# Catasetum keiki



## bcostello (Apr 6, 2011)

Should I take this off? Will it eventually have to come off?
Thank you for your advice in advance.


----------



## Shiva (Apr 6, 2011)

I think eventually should be right now. Pot it up!


----------



## NYEric (Apr 6, 2011)

I'd put it next to its mommy!


----------



## Candace (Apr 6, 2011)

Yes, the roots are long enough for it to live on its own:>


----------



## Ernie (Apr 6, 2011)

Yeah, try to gently twist it off and pot it up. If the roots stick to mom, allow them to dry a day or so before starting regular, heavy drenching. Catasetums like lots of water and food during the growing season. I think you'll get better growth and blooming if you can get some media around it to hold water and nutrients so it can go nuts. 

OR donate the keiki to the auction!


----------



## etex (Apr 6, 2011)

Very nice roots on the keiki!!


----------



## biothanasis (Apr 7, 2011)

I have some catasetum that do this only. Although they come from the bottom of the mother psdb they depart from it, slowly, but I do not devide them...! Do you think I should??? Also mine do not become fat and good as yours, but rather long and slim...! Is there anything wrong that I do? Could I provide sth to improve this fact (e.g. more light, more water/fert etc)? TY in advance!


----------



## Shiva (Apr 7, 2011)

biothanasis said:


> I have some catasetum that do this only. Although they come from the bottom of the mother psdb they depart from it, slowly, but I do not devide them...! Do you think I should??? Also mine do not become fat and good as yours, but rather long and slim...! Is there anything wrong that I do? Could I provide sth to improve this fact (e.g. more light, more water/fert etc)? TY in advance!

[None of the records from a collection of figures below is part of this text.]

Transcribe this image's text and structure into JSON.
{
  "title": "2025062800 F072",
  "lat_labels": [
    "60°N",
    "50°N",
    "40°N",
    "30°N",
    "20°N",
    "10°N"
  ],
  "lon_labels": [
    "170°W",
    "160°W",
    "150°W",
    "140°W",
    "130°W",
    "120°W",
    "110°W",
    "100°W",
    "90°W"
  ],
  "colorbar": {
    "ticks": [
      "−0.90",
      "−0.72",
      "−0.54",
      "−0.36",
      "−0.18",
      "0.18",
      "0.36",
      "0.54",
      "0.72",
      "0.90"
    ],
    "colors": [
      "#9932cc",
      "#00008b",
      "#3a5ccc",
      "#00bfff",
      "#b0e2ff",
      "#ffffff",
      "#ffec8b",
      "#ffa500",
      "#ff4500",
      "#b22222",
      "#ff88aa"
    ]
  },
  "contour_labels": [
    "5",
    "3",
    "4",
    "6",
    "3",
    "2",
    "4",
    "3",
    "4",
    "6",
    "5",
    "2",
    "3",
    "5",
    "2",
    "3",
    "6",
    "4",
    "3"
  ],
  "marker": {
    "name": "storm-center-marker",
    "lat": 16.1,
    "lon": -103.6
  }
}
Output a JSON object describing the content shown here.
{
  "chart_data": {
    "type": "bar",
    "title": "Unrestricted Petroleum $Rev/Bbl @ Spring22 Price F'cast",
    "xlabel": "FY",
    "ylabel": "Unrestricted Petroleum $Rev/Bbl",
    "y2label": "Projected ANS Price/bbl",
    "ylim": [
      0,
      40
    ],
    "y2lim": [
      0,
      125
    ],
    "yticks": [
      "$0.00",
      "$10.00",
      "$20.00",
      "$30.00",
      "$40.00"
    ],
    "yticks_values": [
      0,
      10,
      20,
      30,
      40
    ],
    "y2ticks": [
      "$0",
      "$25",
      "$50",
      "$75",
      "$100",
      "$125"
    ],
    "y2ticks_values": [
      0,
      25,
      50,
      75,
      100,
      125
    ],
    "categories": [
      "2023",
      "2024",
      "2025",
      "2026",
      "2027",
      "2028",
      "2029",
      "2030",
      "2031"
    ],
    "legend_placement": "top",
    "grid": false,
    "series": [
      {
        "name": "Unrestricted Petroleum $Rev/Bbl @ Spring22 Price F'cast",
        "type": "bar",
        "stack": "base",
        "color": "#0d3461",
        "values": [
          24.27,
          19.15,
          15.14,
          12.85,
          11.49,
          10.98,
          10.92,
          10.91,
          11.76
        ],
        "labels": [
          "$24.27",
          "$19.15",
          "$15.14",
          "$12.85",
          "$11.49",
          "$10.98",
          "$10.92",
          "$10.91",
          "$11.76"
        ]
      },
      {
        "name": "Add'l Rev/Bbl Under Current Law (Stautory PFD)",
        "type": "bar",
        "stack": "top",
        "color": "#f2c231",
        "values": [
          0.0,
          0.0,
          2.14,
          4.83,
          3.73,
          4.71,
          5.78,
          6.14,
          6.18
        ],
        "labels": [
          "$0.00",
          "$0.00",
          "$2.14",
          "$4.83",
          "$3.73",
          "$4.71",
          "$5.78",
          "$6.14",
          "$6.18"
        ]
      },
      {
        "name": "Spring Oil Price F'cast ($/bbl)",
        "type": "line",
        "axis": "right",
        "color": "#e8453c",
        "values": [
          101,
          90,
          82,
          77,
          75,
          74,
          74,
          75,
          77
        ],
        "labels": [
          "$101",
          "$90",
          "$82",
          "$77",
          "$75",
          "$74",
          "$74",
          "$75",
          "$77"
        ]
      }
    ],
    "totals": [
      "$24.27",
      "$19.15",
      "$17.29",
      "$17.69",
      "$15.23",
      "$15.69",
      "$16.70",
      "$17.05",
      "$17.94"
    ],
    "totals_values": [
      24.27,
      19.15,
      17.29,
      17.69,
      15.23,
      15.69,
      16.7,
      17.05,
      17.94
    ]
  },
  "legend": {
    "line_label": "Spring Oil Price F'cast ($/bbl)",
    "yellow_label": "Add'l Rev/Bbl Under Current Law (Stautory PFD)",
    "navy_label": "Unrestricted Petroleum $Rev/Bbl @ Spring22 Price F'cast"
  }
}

Catasetum and Cycnoches need high light short of burning the leaves, good heat, and lots of water and fertilizer while they're growing. I always add some organic fertilizer on top of the pot during growth, like earthworm compost and the likes. Check for bugs frequently; they love to eat or suck those leaves.


----------



## biothanasis (Apr 9, 2011)

Thank you very much for the tips Shiva!! I hope I can meet with their requirements...


----------